А впрочем, папка с документами, описями, протоколами и фотокарточками была совсем тонкой. Кошкин уже успел ее изучить, и о розовом саде в нем упомянули буквально парой слов.

— Протокол осмотра становой пристав сам заполнял или вам поручил? — спросил Кошкин, покуда Антонов услужливо открывал перед ними с Воробьевым калитку.

Кошкин прошел, а Воробьев задержался, начав расчехлять свой фотографический аппарат да прилаживать к нему треногу — видимо, заметил что-то. Кошкин лишь порадовался той инициативе.
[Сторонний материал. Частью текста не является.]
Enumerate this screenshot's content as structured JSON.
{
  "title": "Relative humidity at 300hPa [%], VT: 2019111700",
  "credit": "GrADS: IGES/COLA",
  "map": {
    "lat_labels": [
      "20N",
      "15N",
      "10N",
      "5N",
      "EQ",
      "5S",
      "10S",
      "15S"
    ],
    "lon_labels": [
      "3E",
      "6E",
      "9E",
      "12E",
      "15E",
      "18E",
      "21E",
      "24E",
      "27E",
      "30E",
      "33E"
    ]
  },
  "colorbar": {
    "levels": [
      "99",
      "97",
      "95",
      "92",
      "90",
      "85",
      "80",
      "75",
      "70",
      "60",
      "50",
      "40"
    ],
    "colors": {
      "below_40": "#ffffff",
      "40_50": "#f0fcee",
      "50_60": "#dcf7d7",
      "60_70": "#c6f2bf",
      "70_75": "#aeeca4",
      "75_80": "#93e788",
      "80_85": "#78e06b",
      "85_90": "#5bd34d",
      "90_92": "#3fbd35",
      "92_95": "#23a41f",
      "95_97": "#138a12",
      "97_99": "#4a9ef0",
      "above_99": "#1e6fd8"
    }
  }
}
— Господин становой пристав своих секретарей привез — они заполняли, ваше благородие. Я лишь сопровождал и рассказывал, что да как. Кухарку барыневу вот потом к нему привел для допросу.

— С Соболевой или родственниками ее приходилось прежде разговаривать? Бывали здесь?

— Нет, ваше благородие. Тихая старушка была, ни звуку. И не жаловалась ни разу. Садок-то заметный у ней, издали видать — вся округа любовалась цветочками, да и я, кажись, пару раз мимо проезжал. А вовнутрь зайти вот только теперь довелось.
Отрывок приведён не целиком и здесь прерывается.